No comma, Philip with a single ‘L’. With a title that demands attention, Perry’s third feature is a thrillingly bitter follow-up up to The Color Wheel (amateurish and reliant on shock value) that is one of the few truly worthwhile Sundance films about writers. The central character, Philip (Schwartzman), is a self-absorbed novelist in his 30s, driven by the [Great] American [Novelist] Dream of being a respected New York writer with no friends. He’s Jonathan Ames from Bored to Death stripped of empathy and a cuddly circle of pals.
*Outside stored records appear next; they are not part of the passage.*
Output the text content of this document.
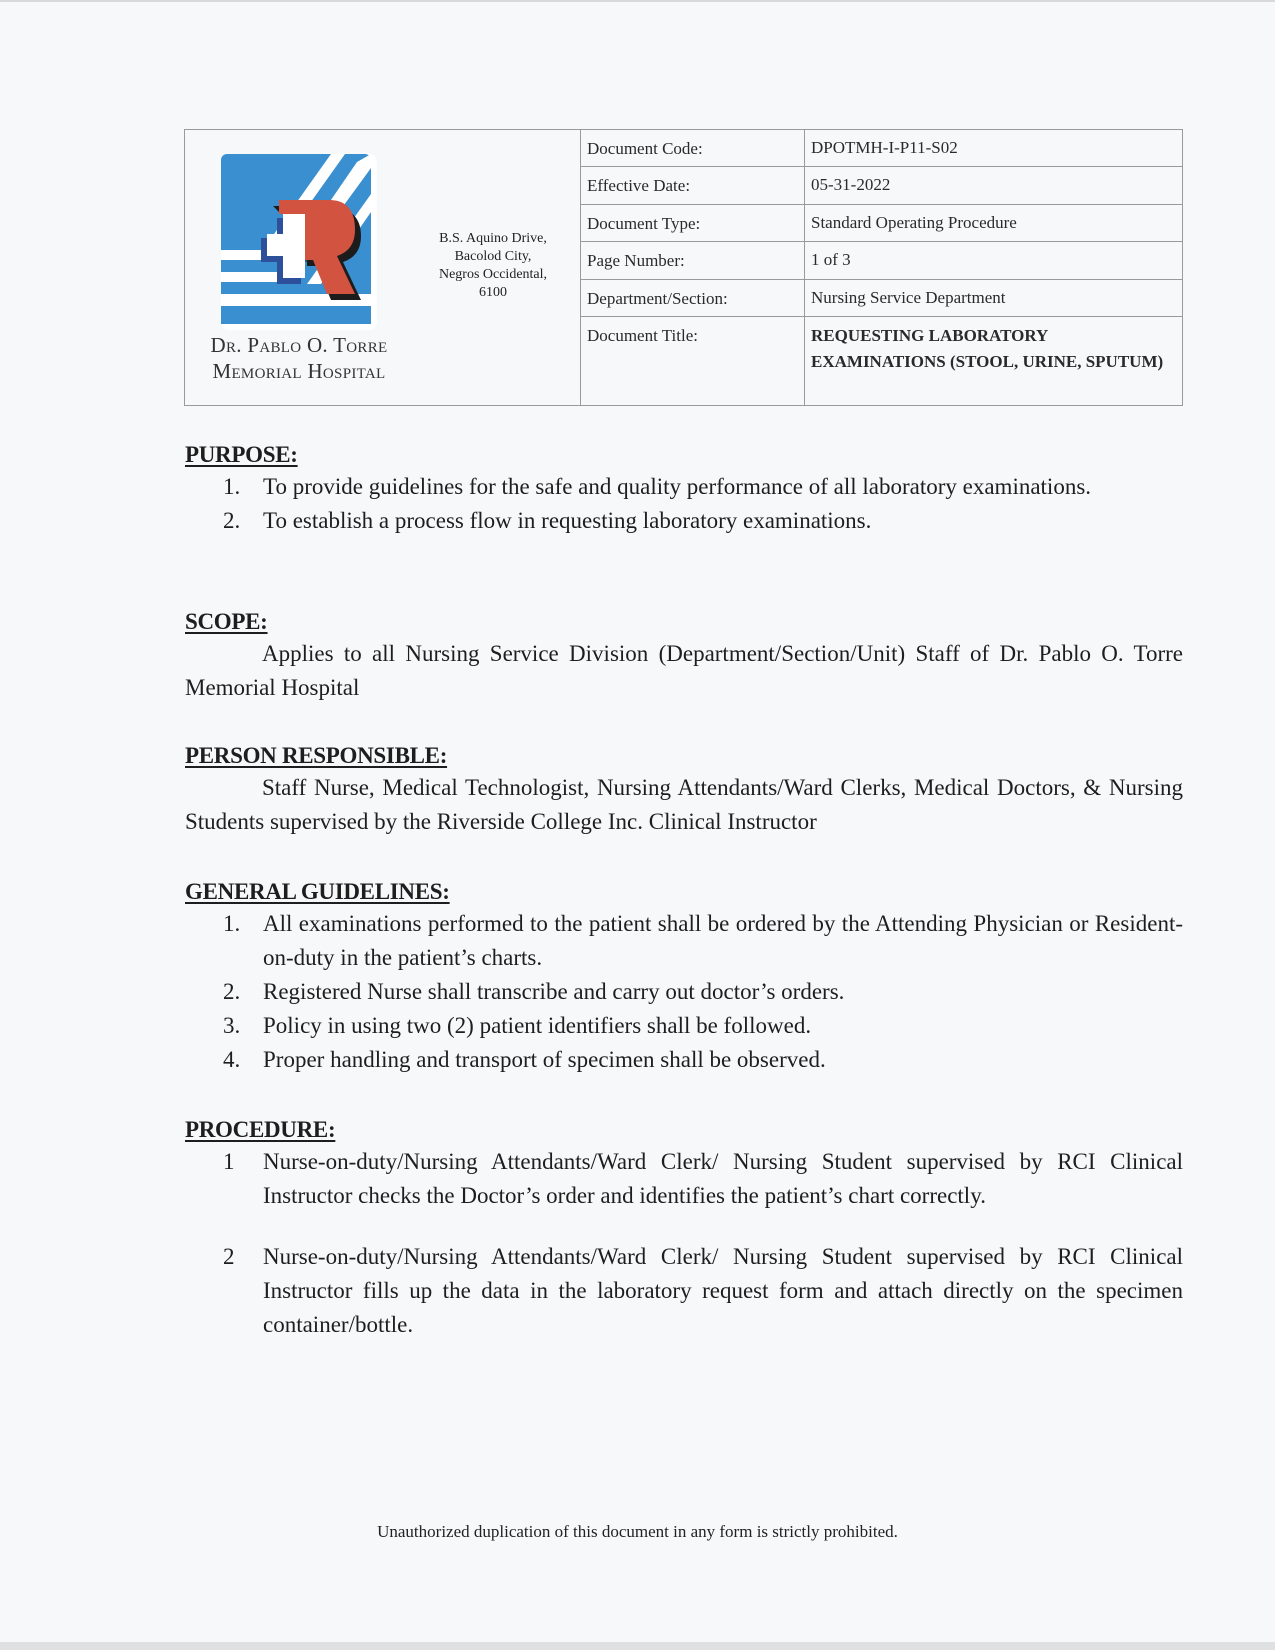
Dr. Pablo O. Torre
Memorial Hospital
B.S. Aquino Drive,
Bacolod City,
Negros Occidental,
6100
Document Code:	DPOTMH-I-P11-S02
Effective Date:	05-31-2022
Document Type:	Standard Operating Procedure
Page Number:	1 of 3
Department/Section:	Nursing Service Department
Document Title:	REQUESTING LABORATORY EXAMINATIONS (STOOL, URINE, SPUTUM)
PURPOSE:
1. To provide guidelines for the safe and quality performance of all laboratory examinations.
2. To establish a process flow in requesting laboratory examinations.
SCOPE:

Applies to all Nursing Service Division (Department/Section/Unit) Staff of Dr. Pablo O. Torre Memorial Hospital

PERSON RESPONSIBLE:

Staff Nurse, Medical Technologist, Nursing Attendants/Ward Clerks, Medical Doctors, & Nursing Students supervised by the Riverside College Inc. Clinical Instructor

GENERAL GUIDELINES:
1. All examinations performed to the patient shall be ordered by the Attending Physician or Resident-on-duty in the patient’s charts.
2. Registered Nurse shall transcribe and carry out doctor’s orders.
3. Policy in using two (2) patient identifiers shall be followed.
4. Proper handling and transport of specimen shall be observed.
PROCEDURE:
1 Nurse-on-duty/Nursing Attendants/Ward Clerk/ Nursing Student supervised by RCI Clinical Instructor checks the Doctor’s order and identifies the patient’s chart correctly.
2 Nurse-on-duty/Nursing Attendants/Ward Clerk/ Nursing Student supervised by RCI Clinical Instructor fills up the data in the laboratory request form and attach directly on the specimen container/bottle.
Unauthorized duplication of this document in any form is strictly prohibited.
His girlfriend, Ashley (Moss), can’t take any more, puts the relationship back on the shelf, and replaces him with a cat – ideal because it won’t make hurtful, selfish comments.
What follows isn’t a period of maturation for Philip, but rather a glimpse into a future of misery and book prizes. His idol, Ike (Pryce), is somehow even more acerbic than his protégée, informing his daughter than marrying the mother was a major regret. The two men yearn to be remembered as writers rather than nice people, but in danger of instead being remembered as the two worst humans alive.
With a flowing narration from Eric Bogosian, Listen Up Philip unravels like a novel; sometimes the voiceover drowns out someone’s dialogue, which is surely what happens in the minds of real authors. The hilarious, misanthropic dialogue is complemented by a suitably nostalgic Super 16mm grain, often zooming in on a terrific cast who completely buy into following Perry’s voice: “author theory”.
The Mule – 6/10
Directors: Tony Mahony, Angus Sampson
Writers: Jamie Browne, Angus Sampson, Leigh Whannell
Starring: Angus Sampson, Hugo Weaving, Leigh Whannell
Ray (Sampson) suffers a different kind of bad drug trip when he’s stopped on the borders of Australia having ingested several condoms’ worth of heroin, before being led for an incredibly unpleasant seven days as the detectives wait for… well, you know. A legal loophole means Ray can’t be held for more than a week, meaning he just needs to hold it in, sweating in agony while being yelled at by Hugo Weaving.
While The Mule sounds like a juvenile Jim Carrey film, it’s actually a dark thriller that takes in corruption on the outside, while examining how Ray got to this point in his life. What never really works though is being stuck with a main character in a permanent state of anguish, trying to avoid a toilet – under these circumstances, there’s only one facial expression on show
Ping Pong Summer – 7/10
Director/Writer: Michael Tully
Starring: John Hannah, Susan Sarandon, Lea Thompson
Michael Tully is a cool guy and played tennis with Kevin Barnes. I interviewed him.
Wild Tales – 7/10
Original title: Relatos salvajes
Director/Writer: Damián Szifrón
Starring: Rita Cortese, Ricardo Darín, Nancy Dupláa
Strand: Laugh Gala
Split into six isolated chapters, there isn’t much to connect the stories in slick comedy Wild Tales other than a loose theme of revenge and indication that Szifrón has been bottling up everyday rage for quite a while. In fact, his sick sense of humour is driven by everyday fantasies motivated by rude strangers in diners or on the road; violent fantasies about the man who wronged you a decade ago, only for that very person to step into your restaurant with an apple on his head
Despite the aforementioned universality, Wild Tales doesn’t really overcome that it’s anything other than a few stories thrown together with the same vivid energy. In terms of structure, Szifrón at least bookmarks the collection with the best stories. The opening segment traps passengers on a notable flight with a walloping punch line, while the film ends on a highpoint with a wedding in which the bride discovers the groom hasn’t been faithful – what follows is the kind of retribution one spends years dreaming up, in the agonising “why didn’t I do that?” questions lingering days after the incident.
The other four chapters are only a bit more hit than miss, and clearly overshadowed by the succinctness of the opener and closer – so much so, it’s a bit of a struggle to remember what takes place in the compendium’s manic centre, other than it’s best enjoyed in the company of laughing strangers. Just be sure not to make any enemies.